Exploring Digital Currency Options for Curaçao: CBDC vs. Stablecoins in a Two-Tier Framework
In a rapidly evolving financial landscape, Curaçao’s Central Bank of Curaçao and Sint Maarten (CBCS) has been at the forefront of monetary innovation, particularly with the introduction of the Caribbean Guilder (XCG) in March 2025 and ongoing explorations into digital currencies. A hypothetical discussion on implementing a Central Bank Digital Currency (CBDC) versus private stablecoins highlights key design choices, such as two-tier distribution models where commercial banks act as intermediaries, withdrawal mechanisms to physical notes, and risk mitigation through advanced blockchain technologies like Bitcoin’s Taproot Assets. This article distills these concepts, drawing on CBCS’s strategic plans to enhance electronic payments and regulatory frameworks for virtual assets. As Curaçao’s economy relies heavily on tourism and remittances, these digital tools could foster inclusion and efficiency while addressing regulatory concerns.

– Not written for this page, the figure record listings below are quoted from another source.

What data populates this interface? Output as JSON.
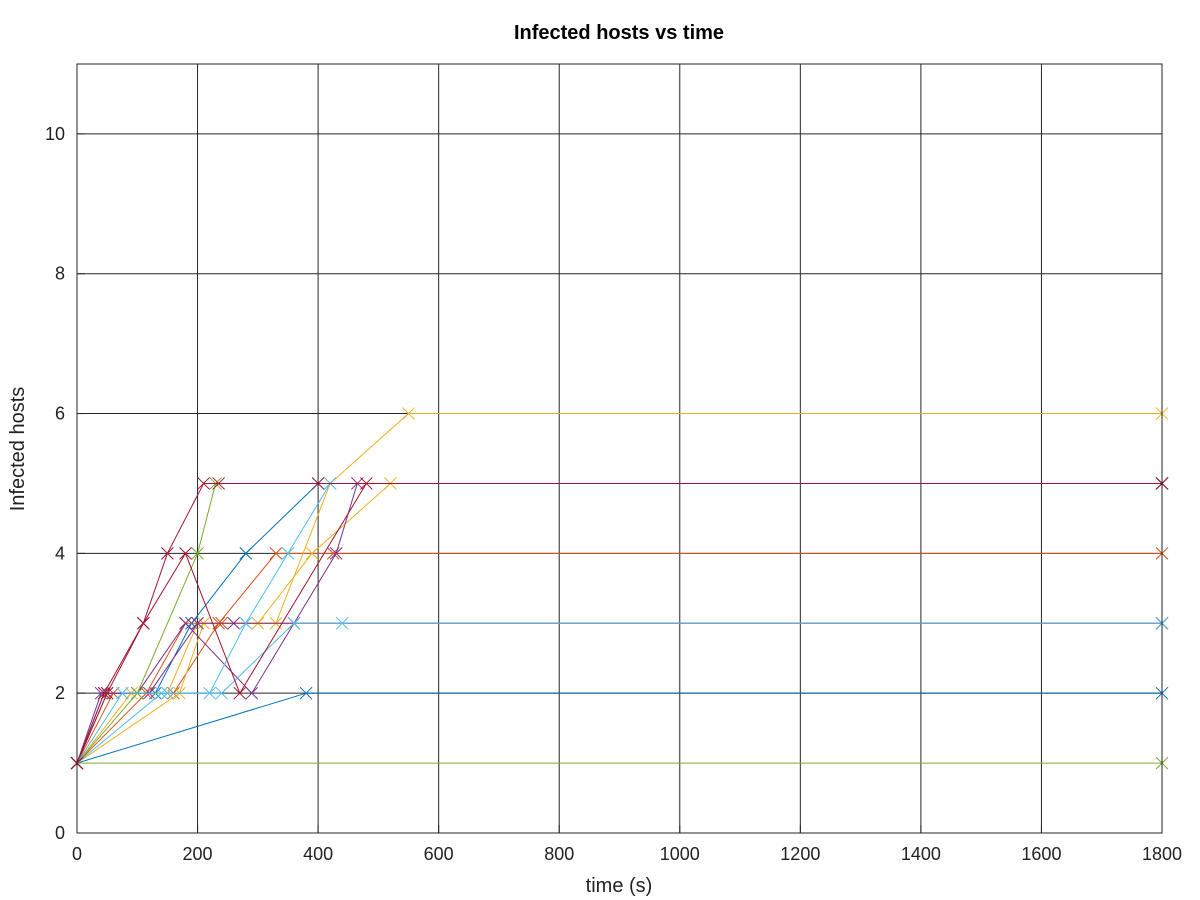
{
  "chart_data": {
    "type": "line",
    "title": "Infected hosts vs time",
    "xlabel": "time (s)",
    "ylabel": "Infected hosts",
    "xlim": [
      0,
      1800
    ],
    "ylim": [
      0,
      11
    ],
    "xticks": [
      0,
      200,
      400,
      600,
      800,
      1000,
      1200,
      1400,
      1600,
      1800
    ],
    "yticks": [
      0,
      2,
      4,
      6,
      8,
      10
    ],
    "grid": true,
    "legend": "none",
    "marker": "x",
    "colors": [
      "#0072bd",
      "#d95319",
      "#edb120",
      "#7e2f8e",
      "#77ac30",
      "#4dbeee",
      "#a2142f"
    ],
    "series": [
      {
        "color": "#0072bd",
        "x": [
          0,
          380,
          1800
        ],
        "y": [
          1,
          2,
          2
        ]
      },
      {
        "color": "#0072bd",
        "x": [
          0,
          45,
          130,
          190,
          280,
          400,
          1800
        ],
        "y": [
          1,
          2,
          2,
          3,
          4,
          5,
          5
        ]
      },
      {
        "color": "#d95319",
        "x": [
          0,
          115,
          180,
          240,
          1800
        ],
        "y": [
          1,
          2,
          3,
          3,
          3
        ]
      },
      {
        "color": "#d95319",
        "x": [
          0,
          60,
          160,
          235,
          330,
          425,
          1800
        ],
        "y": [
          1,
          2,
          2,
          3,
          4,
          4,
          4
        ]
      },
      {
        "color": "#edb120",
        "x": [
          0,
          170,
          210,
          330,
          420,
          550,
          1800
        ],
        "y": [
          1,
          2,
          3,
          3,
          5,
          6,
          6
        ]
      },
      {
        "color": "#edb120",
        "x": [
          0,
          90,
          150,
          200,
          300,
          390,
          520,
          1800
        ],
        "y": [
          1,
          2,
          2,
          3,
          3,
          4,
          5,
          5
        ]
      },
      {
        "color": "#7e2f8e",
        "x": [
          0,
          50,
          100,
          180,
          290,
          430,
          465,
          1800
        ],
        "y": [
          1,
          2,
          2,
          3,
          2,
          4,
          5,
          5
        ]
      },
      {
        "color": "#7e2f8e",
        "x": [
          0,
          40,
          120,
          200,
          260,
          360,
          1800
        ],
        "y": [
          1,
          2,
          2,
          3,
          3,
          3,
          3
        ]
      },
      {
        "color": "#77ac30",
        "x": [
          0,
          1800
        ],
        "y": [
          1,
          1
        ]
      },
      {
        "color": "#77ac30",
        "x": [
          0,
          100,
          200,
          230,
          1800
        ],
        "y": [
          1,
          2,
          4,
          5,
          5
        ]
      },
      {
        "color": "#4dbeee",
        "x": [
          0,
          140,
          220,
          280,
          350,
          420,
          1800
        ],
        "y": [
          1,
          2,
          2,
          3,
          4,
          5,
          5
        ]
      },
      {
        "color": "#4dbeee",
        "x": [
          0,
          75,
          150,
          240,
          360,
          440,
          1800
        ],
        "y": [
          1,
          2,
          2,
          2,
          3,
          3,
          3
        ]
      },
      {
        "color": "#a2142f",
        "x": [
          0,
          45,
          110,
          150,
          210,
          235,
          400,
          1800
        ],
        "y": [
          1,
          2,
          3,
          4,
          5,
          5,
          5,
          5
        ]
      },
      {
        "color": "#a2142f",
        "x": [
          0,
          50,
          110,
          180,
          270,
          480,
          1800
        ],
        "y": [
          1,
          2,
          3,
          4,
          2,
          5,
          5
        ]
      }
    ]
  }
}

The Two-Tier CBDC Model: Balancing Innovation and Stability
The CBCS’s approach to a potential XCG CBDC favors a two-tier distribution system, where the central bank issues the digital currency wholesale to licensed commercial banks, which then handle retail distribution to users via apps or wallets. This leverages existing banking infrastructure for know-your-customer (KYC) processes, transactions, and customer support, minimizing the CBCS’s direct involvement in retail operations and avoiding disintermediation of private banks. In contrast, a direct retail model—where the CBCS manages individual accounts—could ensure universal access but risks overwhelming the central bank with data management and scalability issues. During the transition to the XCG, this model integrates seamlessly with traditional deposits, allowing 1:1 conversions between digital CBDC balances and physical notes, as emphasized in CBCS’s push for accessible electronic payments.

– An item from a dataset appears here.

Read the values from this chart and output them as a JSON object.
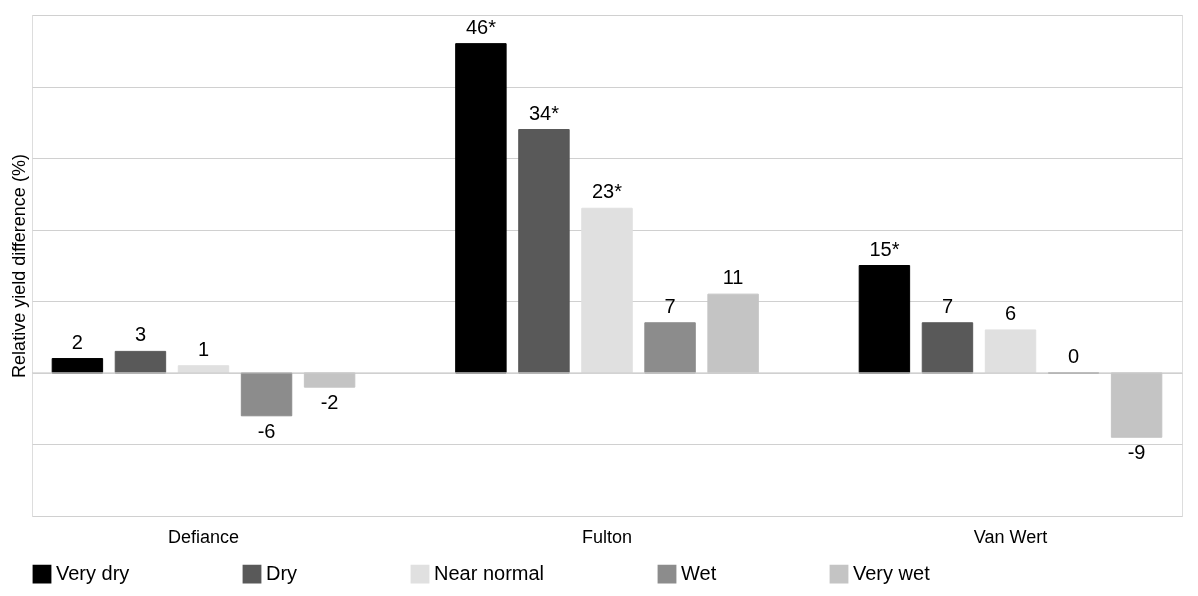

Withdrawal of digital XCG to physical notes occurs through bank channels like ATMs or branches, where users debit their CBDC balances in real-time, with the bank settling wholesale with the CBCS if needed. For instance, after withdrawing notes, a user can pay a merchant, who deposits them back into the system, crediting digital balances and maintaining liquidity. This fungibility supports Curaçao’s instant payments system (IP CSM), launched in 2020, ensuring smooth coexistence with existing centralized accounts during the post-2025 currency shift.
Stablecoins as a Private Alternative: Regulatory Feasibility in Curaçao
As an alternative to a CBCS-issued CBDC, a privately issued stablecoin pegged to the XCG or USD could be distributed via a similar two-tier model, with a regulated local institution—like a fintech under the Virtual Asset Service Providers (VASP) Ordinance effective July 2025—handling issuance. Inspired by global players like Tether, this stablecoin would be backed by reserves in XCG assets, audited for transparency, and distributed through commercial banks for retail access. Curaçao’s regulatory environment supports this, as cryptocurrencies are not prohibited and are even used in sectors like
gaming, though exchanges remain largely unregulated, prompting CBCS warnings on investor protections.
Withdrawals mirror the CBDC process: Users redeem stablecoins via banks for physical XCG notes, with backend burning of tokens to release reserves. This model could accelerate adoption for cross-border remittances, vital to Curaçao’s economy, by integrating with IP CSM for hybrid fiat-stablecoin rails. However, risks like peg instability or issuer default are mitigated through mandates like 1:1 reserves, aligning with global stablecoin laws such as the U.S. GENIUS Act.
Enhancing Stablecoins with Bitcoin’s Taproot Assets: Reducing Risks on Layer 2
To address CBCS’s skepticism toward volatile cryptocurrencies, issuing the stablecoin on Bitcoin’s Layer 2 (L2) via Taproot Assets offers enhanced security and reliability over chains like Solana, which have faced outages and exploits. Taproot Assets, with its v0.6 release in June 2025, enables stablecoin minting on Bitcoin’s blockchain, integrated with the Lightning Network for low-fee, instant transfers—ideal for remittances. Bitcoin’s proof-of-work consensus provides unmatched decentralization, reducing vulnerabilities and supporting reliable pegs through private, scalable transactions.
Conclusion
This setup aligns with Curaçao’s fintech pledge, fostering innovation under VASP regulations while minimizing risks like network instability. However, while stablecoins on Bitcoin L2 could empower users with decentralized, private alternatives that enhance financial freedom, CBDCs—despite their proclaimed good intentions for inclusion and efficiency—often devolve into tools of tyrannical control, enabling unprecedented government surveillance, programmable restrictions on spending, and erosion of personal liberties, as critics warn they facilitate a digital panopticon where transactions are tracked, frozen, or conditioned on compliance.
For Curaçao, prioritizing private stablecoin models over CBDCs would better safeguard individual freedoms against such overreach, blending regulatory oversight with true user sovereignty.